Massachusetts bannings sale of flavored vaping and tobacco products


New law signed by Republican governor will also prohibit menthol cigarettes and places a 75% excise tax on e-cigarettes

Massachusetts has adopted America’s toughest ban on sales of flavored tobacco and vaping products, including menthol cigarettes, in response to a rise in youth vaping and an outbreak of vaping-related serious lung injuries.

Charlie Baker, the Republican governor, signed into statute legislation passed by the state’s Democrat-controlled legislature earlier this month that also places a 75% excise tax on e-cigarettes.

Several other countries have recently adopted emergency forbids on sales of flavored vaping products amid a nationwide outbreak of lung traumata among e-cigarette users and concerns about the growing popularity of the products among high school and middle school students.

The American Cancer Society and the Campaign for Tobacco-Free Kid say Baker’s signature induces Massachusetts the first to enact a permanent statewide banning. It immediately bans sales of flavored vaping products and will proscribe sales of menthol cigarettes starting 1 June 2020.

” We remain committed to done everything we can to protect the public health ,” Baker said during a news conference.

The law was legislated amid public alarm over a mysterious US vaping-related respiratory illness that has sickened virtually 2,300 people and resulted in 47 deaths, according to government officials.

Health officials investigating the lung injuries have identified vitamin E acetate, believed to be used as a cutting agent in illicit vaping products containing marijuana components, as a” chemical of concern” in the outbreak.

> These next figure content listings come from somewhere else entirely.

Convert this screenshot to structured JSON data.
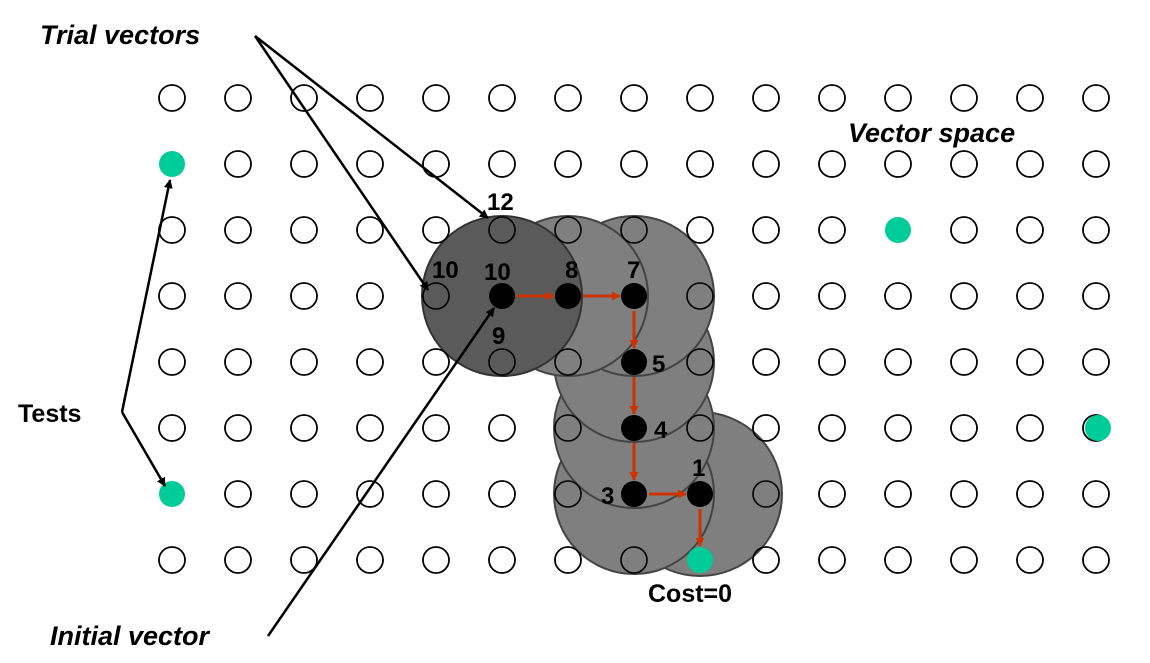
{
  "labels": {
    "trial_vectors": "Trial vectors",
    "vector_space": "Vector space",
    "tests": "Tests",
    "initial_vector": "Initial vector",
    "cost": "Cost=0"
  },
  "numbers": {
    "n12": "12",
    "n10_left": "10",
    "n10_center": "10",
    "n8": "8",
    "n7": "7",
    "n9": "9",
    "n5": "5",
    "n4": "4",
    "n3": "3",
    "n1": "1"
  },
  "colors": {
    "test_point": "#00cc99",
    "search_point": "#000000",
    "path_arrow": "#cc3300",
    "neighborhood_fill": "#7f7f7f",
    "initial_neighborhood_fill": "#5a5a5a",
    "grid_point_stroke": "#000000"
  }
}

The outbreak has coincided with the rising popularity of flavored vaping products among underage users, generating very concerned about a new generation of Americans becoming addicted to nicotine products.

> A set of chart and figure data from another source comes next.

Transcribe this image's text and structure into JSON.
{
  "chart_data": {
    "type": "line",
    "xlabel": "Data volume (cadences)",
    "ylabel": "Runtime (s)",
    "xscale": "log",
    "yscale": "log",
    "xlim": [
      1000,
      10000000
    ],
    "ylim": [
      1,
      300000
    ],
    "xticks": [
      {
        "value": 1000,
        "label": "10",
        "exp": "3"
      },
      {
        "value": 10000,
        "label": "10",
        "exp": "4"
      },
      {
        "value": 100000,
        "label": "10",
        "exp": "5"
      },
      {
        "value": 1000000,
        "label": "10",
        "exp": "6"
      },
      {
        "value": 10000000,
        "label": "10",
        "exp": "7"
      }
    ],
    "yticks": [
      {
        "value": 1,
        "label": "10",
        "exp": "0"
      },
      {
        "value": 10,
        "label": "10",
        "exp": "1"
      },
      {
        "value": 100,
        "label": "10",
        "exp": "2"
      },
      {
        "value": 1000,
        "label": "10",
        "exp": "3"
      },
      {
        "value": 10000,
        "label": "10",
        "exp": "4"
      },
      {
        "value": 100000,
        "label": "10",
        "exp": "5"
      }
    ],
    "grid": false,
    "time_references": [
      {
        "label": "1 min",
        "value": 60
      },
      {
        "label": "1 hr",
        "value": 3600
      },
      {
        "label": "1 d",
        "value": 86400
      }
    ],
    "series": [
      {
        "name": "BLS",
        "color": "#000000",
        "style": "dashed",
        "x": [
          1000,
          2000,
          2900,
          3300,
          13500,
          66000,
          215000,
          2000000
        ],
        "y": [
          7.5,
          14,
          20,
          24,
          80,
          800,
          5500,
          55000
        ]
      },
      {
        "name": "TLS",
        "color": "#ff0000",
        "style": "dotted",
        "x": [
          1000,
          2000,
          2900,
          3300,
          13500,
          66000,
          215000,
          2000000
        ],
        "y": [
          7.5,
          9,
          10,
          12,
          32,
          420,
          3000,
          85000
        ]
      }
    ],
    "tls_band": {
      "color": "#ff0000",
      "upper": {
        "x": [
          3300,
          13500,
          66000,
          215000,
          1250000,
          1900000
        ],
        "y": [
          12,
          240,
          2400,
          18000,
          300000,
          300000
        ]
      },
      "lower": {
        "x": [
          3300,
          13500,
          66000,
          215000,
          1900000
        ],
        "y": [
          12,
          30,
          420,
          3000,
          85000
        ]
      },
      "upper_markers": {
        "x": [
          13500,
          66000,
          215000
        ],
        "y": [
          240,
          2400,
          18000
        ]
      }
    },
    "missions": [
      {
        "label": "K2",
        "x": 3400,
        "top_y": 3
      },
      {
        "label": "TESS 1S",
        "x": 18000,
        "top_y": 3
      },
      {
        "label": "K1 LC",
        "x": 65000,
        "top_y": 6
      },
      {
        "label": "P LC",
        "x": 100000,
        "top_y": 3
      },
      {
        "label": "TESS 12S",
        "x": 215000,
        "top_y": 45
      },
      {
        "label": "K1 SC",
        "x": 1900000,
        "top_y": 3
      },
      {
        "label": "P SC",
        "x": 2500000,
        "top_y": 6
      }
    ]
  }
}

More than 27.5% of American high school students use e-cigarettes, up from 20.7% in 2018, are in accordance with a recent U.S. government study.

Donald Trump’s administration in September said it would unveil a sweeping outlaw on most e-cigarette and vaping flavors. Concerns about the potential loss of jobs have prompted Trump, a Republican, to revisit the issue.

Baker said nations can only do so much to regulate vaping, but” regrettably it’s becoming increasingly clear the federal government is not going to act decisively “.

The Vapor Technology Association, a vaping industry trade group that unsuccessfully challenged Baker’s earlier vaping marketings banning in tribunal, signaled its opposition in a statement issued when the Massachusetts senate passed the legislative ban.

” Bans don’t work; they never have ,” Tony Abboud, the group’s executive director, said.